Given the patient´s comorbidities and overall clinical picture, an aortic root replacement with a stented bioprosthetic valve conduit and replacement of his proximal arch was decided. The patient was monitored with right radial and femoral arterial lines, near infrared spectroscopy, nasopharyngeal and rectal temperature probes, and transesophageal echocardiogram.  

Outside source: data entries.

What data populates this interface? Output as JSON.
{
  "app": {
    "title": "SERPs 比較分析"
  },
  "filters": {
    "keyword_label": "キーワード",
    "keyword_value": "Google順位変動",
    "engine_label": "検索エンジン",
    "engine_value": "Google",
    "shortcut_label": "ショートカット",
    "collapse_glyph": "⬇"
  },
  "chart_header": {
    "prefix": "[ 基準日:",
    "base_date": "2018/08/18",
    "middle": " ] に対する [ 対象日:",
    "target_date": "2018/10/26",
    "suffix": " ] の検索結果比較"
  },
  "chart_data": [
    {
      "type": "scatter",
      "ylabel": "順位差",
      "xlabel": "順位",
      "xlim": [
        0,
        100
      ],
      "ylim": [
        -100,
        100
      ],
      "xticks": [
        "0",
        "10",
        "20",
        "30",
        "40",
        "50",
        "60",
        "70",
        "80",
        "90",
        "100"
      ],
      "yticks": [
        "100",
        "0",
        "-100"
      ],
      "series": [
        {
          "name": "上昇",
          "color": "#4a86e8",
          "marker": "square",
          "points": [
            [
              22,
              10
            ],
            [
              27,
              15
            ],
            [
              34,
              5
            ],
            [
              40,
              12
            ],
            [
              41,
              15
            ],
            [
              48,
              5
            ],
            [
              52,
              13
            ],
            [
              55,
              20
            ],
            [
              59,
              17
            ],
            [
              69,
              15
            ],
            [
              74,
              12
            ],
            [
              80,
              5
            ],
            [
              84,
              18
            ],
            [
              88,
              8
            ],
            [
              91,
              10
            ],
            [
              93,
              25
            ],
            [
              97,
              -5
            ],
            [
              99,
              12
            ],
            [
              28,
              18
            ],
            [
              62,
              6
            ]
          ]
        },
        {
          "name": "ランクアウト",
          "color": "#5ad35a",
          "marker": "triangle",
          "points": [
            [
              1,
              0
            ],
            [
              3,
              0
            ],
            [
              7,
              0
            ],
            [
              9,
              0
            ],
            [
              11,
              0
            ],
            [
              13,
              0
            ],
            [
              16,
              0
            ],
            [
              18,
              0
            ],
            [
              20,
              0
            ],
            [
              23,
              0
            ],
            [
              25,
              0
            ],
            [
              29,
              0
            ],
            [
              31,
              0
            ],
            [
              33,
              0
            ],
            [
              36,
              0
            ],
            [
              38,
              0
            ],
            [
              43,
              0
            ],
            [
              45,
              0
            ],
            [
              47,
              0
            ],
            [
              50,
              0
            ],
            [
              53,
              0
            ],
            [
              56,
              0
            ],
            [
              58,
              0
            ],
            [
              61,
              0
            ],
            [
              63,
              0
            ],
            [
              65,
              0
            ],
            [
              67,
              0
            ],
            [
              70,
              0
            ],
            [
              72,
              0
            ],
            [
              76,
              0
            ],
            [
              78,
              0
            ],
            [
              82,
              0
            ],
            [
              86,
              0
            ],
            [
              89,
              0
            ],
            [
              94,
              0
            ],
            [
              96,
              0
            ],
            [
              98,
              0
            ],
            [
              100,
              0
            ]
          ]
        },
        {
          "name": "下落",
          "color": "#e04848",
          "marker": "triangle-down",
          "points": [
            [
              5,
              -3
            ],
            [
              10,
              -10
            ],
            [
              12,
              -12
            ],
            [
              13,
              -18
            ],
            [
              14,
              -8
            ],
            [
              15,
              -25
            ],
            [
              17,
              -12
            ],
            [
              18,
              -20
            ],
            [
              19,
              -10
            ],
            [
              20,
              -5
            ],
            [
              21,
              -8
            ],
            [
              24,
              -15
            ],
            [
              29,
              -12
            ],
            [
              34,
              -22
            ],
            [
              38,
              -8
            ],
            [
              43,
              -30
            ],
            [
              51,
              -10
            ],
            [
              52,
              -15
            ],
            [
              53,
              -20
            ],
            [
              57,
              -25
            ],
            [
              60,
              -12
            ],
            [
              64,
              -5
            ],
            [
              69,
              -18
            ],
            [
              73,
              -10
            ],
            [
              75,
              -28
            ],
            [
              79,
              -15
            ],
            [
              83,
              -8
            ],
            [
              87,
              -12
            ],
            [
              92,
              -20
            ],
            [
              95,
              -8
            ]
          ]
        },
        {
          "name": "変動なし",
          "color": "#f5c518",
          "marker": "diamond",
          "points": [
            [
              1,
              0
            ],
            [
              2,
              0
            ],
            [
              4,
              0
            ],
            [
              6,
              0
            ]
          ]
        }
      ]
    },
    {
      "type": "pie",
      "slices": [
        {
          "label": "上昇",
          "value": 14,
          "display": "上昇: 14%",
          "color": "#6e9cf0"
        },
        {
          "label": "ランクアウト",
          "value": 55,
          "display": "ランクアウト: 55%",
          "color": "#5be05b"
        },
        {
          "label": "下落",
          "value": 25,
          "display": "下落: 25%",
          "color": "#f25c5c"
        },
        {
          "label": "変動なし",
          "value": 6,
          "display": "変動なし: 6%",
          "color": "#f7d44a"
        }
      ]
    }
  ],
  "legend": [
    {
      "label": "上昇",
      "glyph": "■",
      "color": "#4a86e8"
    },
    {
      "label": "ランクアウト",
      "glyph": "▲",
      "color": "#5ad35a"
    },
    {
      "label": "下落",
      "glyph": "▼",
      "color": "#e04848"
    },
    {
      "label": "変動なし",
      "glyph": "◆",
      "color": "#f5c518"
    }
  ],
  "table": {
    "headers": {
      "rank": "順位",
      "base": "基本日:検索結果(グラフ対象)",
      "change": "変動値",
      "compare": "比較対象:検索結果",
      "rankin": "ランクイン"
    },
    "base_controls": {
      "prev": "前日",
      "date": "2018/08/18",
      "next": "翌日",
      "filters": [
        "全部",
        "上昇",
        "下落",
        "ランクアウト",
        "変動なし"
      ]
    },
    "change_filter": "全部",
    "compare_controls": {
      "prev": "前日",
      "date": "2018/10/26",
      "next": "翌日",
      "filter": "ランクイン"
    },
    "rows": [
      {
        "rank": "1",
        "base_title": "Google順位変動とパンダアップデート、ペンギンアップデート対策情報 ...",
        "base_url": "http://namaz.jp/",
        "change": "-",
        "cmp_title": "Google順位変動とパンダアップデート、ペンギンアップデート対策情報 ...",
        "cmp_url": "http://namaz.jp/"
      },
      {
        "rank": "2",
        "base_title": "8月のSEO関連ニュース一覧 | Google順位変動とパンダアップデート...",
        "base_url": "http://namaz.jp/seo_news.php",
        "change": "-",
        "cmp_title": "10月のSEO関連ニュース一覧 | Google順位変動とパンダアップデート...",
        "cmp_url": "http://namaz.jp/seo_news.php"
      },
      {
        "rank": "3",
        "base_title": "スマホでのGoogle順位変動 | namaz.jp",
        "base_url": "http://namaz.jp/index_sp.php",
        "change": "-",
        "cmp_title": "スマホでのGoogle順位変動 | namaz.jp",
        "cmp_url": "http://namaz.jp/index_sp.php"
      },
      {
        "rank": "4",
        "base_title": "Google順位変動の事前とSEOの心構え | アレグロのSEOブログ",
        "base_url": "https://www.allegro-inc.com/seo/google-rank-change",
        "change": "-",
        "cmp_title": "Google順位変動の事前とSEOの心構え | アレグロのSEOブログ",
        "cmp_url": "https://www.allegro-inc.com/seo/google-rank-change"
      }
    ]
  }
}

After a median sternotomy was performed, arterial cannulation was then executed via an 8 mm graft onto the innominate artery. After clamping the distal ascending aorta, the aorta was transected, and ostial del Nido cardioplegia was administered. Three retractions sutures were placed on the commissures and the valve was excised. The aortic root was dissected circumferentially and the coronary buttons were mobilized. A circumferential row of 2-0 braided non-pledgeted sutures were placed circumferentially around the annulus and then passed through the sewing ring of a 27 mm valve conduit and secured in place. A secondary suture line was constructed circumferentially between the rim of aortic tissue and the sewing ring of the valve. Once the temperature reached 28°C, the pump flow was reduced to 1L and the innominate artery was clamped. The proximal arch was transected, and a 32 mm Dacron graft was anastomosed to the distal aorta just proximal to the innominate artery. Flows then resumed to the full systemic circulation, and the graft was deaired and clamped. The coronary buttons were anastomosed to their respective sinuses in the usual fashion. Cardioplegia was then delivered through the graft, and the patient was rewarmed entirely. The graft-to-graft anastomosis was then completed, the heart was deaired, and the cross-clamp was removed. The patient weaned uneventfully from cardiopulmonary bypass.